CVE-2025-3683 – A critical buffer overflow vulnerability in PCM... (How to Fix)

Q: What is the severity of CVE-2025-3683?

CVE-2025-3683 has a CVSS score of 7.3 (HIGH). A critical buffer overflow vulnerability in PCMan FTP Server 2.0.7 allows remote attackers to execute arbitrary code by sending specially crafted SIZE commands. This affects all systems running the vulnerable FTP server version, potentially leading to complete system compromise. The vulnerability is remotely exploitable without authentication.

📋 TL;DR

A critical buffer overflow vulnerability in PCMan FTP Server 2.0.7 allows remote attackers to execute arbitrary code by sending specially crafted SIZE commands. This affects all systems running the vulnerable FTP server version, potentially leading to complete system compromise.
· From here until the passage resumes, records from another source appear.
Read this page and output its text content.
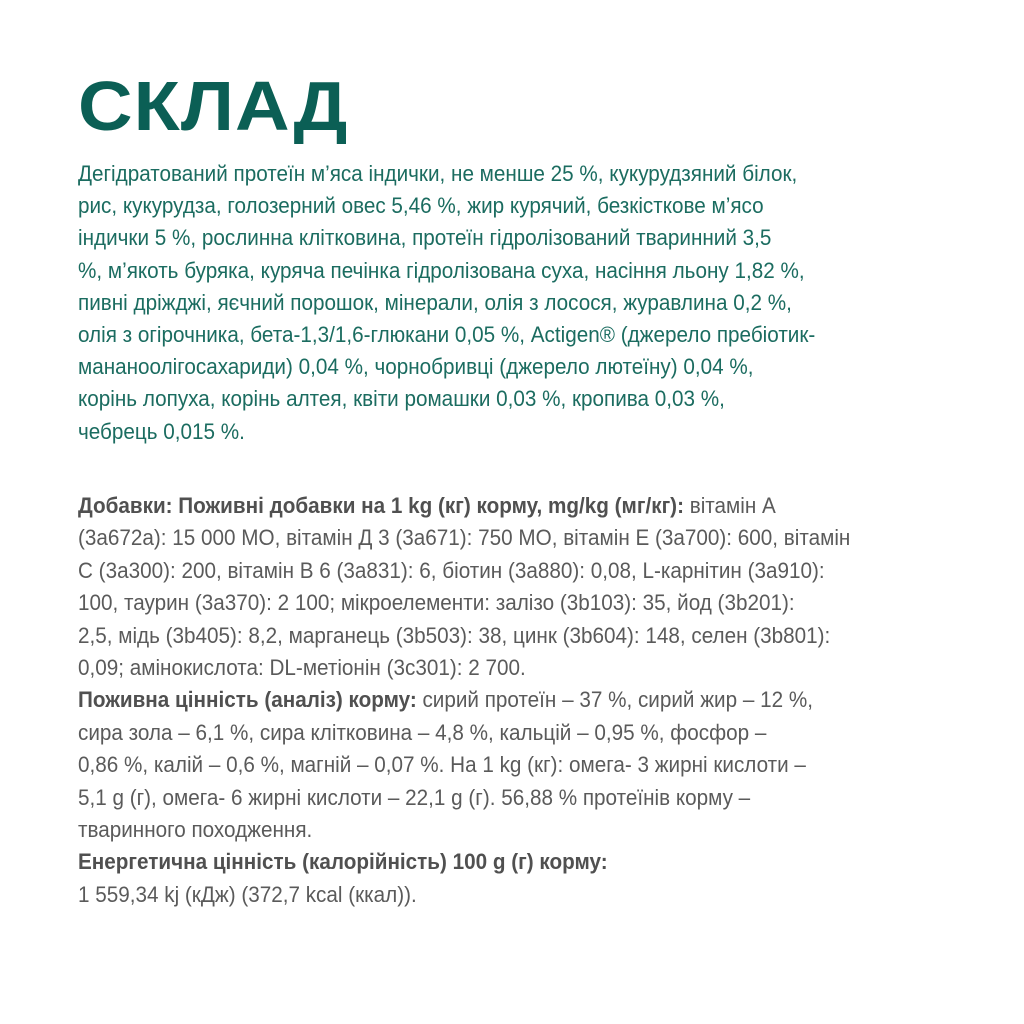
СКЛАД

Дегідратований протеїн м’яса індички, не менше 25 %, кукурудзяний білок,
рис, кукурудза, голозерний овес 5,46 %, жир курячий, безкісткове м’ясо
індички 5 %, рослинна клітковина, протеїн гідролізований тваринний 3,5
%, м’якоть буряка, куряча печінка гідролізована суха, насіння льону 1,82 %,
пивні дріжджі, яєчний порошок, мінерали, олія з лосося, журавлина 0,2 %,
олія з огірочника, бета-1,3/1,6-глюкани 0,05 %, Actigen® (джерело пребіотик-
мананоолігосахариди) 0,04 %, чорнобривці (джерело лютеїну) 0,04 %,
корінь лопуха, корінь алтея, квіти ромашки 0,03 %, кропива 0,03 %,
чебрець 0,015 %.

Добавки: Поживні добавки на 1 kg (кг) корму, mg/kg (мг/кг): вітамін А
(3а672а): 15 000 МО, вітамін Д 3 (3а671): 750 МО, вітамін Е (3а700): 600, вітамін
С (3а300): 200, вітамін В 6 (3а831): 6, біотин (3а880): 0,08, L-карнітин (3а910):
100, таурин (3а370): 2 100; мікроелементи: залізо (3b103): 35, йод (3b201):
2,5, мідь (3b405): 8,2, марганець (3b503): 38, цинк (3b604): 148, селен (3b801):
0,09; амінокислота: DL-метіонін (3c301): 2 700.
Поживна цінність (аналіз) корму: сирий протеїн – 37 %, сирий жир – 12 %,
сира зола – 6,1 %, сира клітковина – 4,8 %, кальцій – 0,95 %, фосфор –
0,86 %, калій – 0,6 %, магній – 0,07 %. На 1 kg (кг): омега- 3 жирні кислоти –
5,1 g (г), омега- 6 жирні кислоти – 22,1 g (г). 56,88 % протеїнів корму –
тваринного походження.
Енергетична цінність (калорійність) 100 g (г) корму:
1 559,34 kj (кДж) (372,7 kcal (ккал)).
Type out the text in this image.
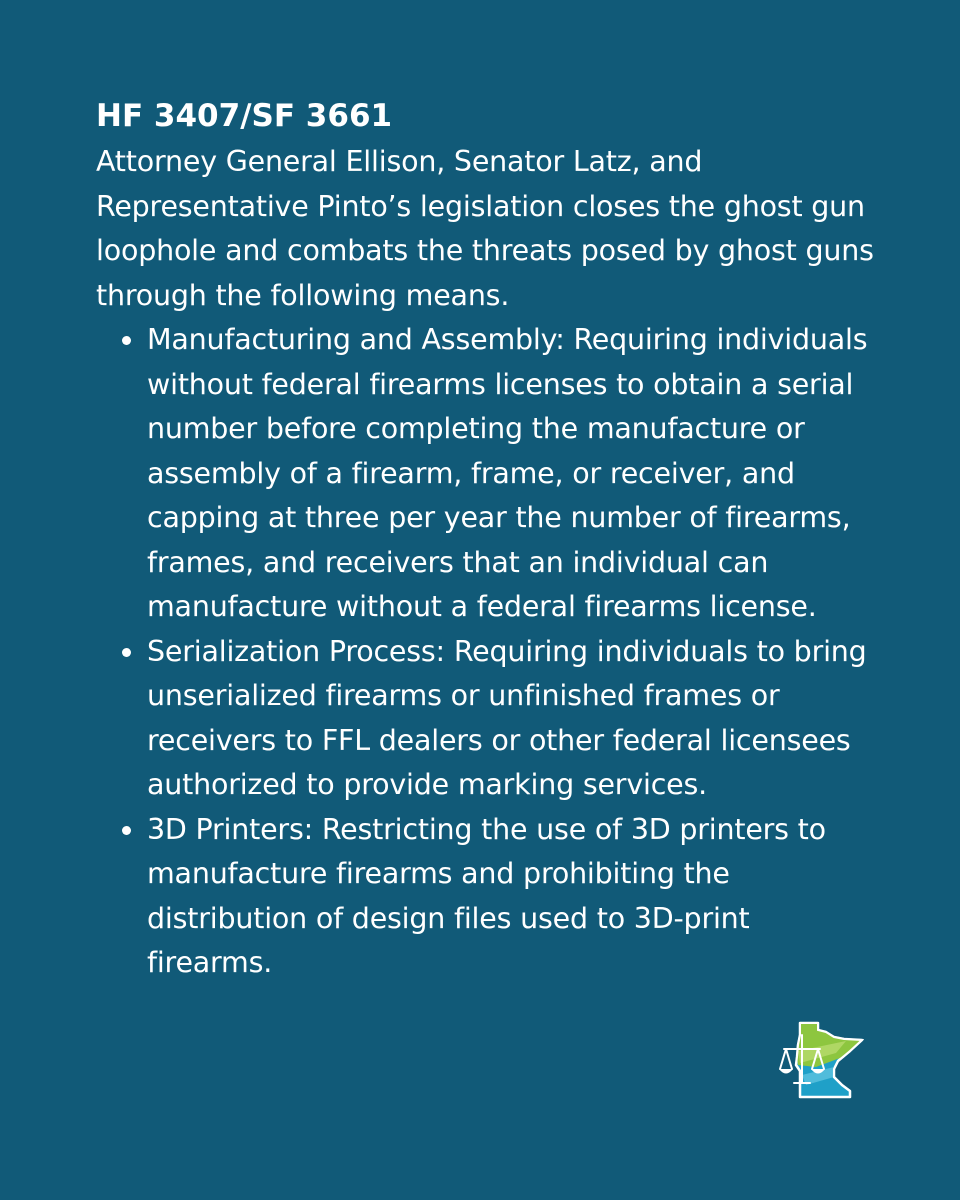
HF 3407/SF 3661

Attorney General Ellison, Senator Latz, and Representative Pinto’s legislation closes the ghost gun loophole and combats the threats posed by ghost guns through the following means.

Manufacturing and Assembly: Requiring individuals without federal firearms licenses to obtain a serial number before completing the manufacture or assembly of a firearm, frame, or receiver, and capping at three per year the number of firearms, frames, and receivers that an individual can manufacture without a federal firearms license.
Serialization Process: Requiring individuals to bring unserialized firearms or unfinished frames or receivers to FFL dealers or other federal licensees authorized to provide marking services.
3D Printers: Restricting the use of 3D printers to manufacture firearms and prohibiting the distribution of design files used to 3D-print firearms.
The vulnerability is remotely exploitable without authentication.

💻 Affected Systems

Products:

PCMan FTP Server

Versions: 2.0.7

Operating Systems: Windows (primary), potentially others where server is installed

Default Config Vulnerable: ⚠️ Yes

Notes: All installations of version 2.0.7 are vulnerable regardless of configuration. The SIZE command handler is affected.

📦 What is this software?

Ftp Server by Pcman

View all CVEs affecting Ftp Server →

⚠️ Risk & Real-World Impact

🔴

Worst Case

Remote code execution leading to full system compromise, data theft, ransomware deployment, or creation of persistent backdoors.

🟠

Likely Case

Remote code execution allowing attackers to gain control of the FTP server process, potentially escalating to system-level access.

🟢

If Mitigated

Denial of service if exploit fails or is blocked, but system remains vulnerable to more sophisticated attacks.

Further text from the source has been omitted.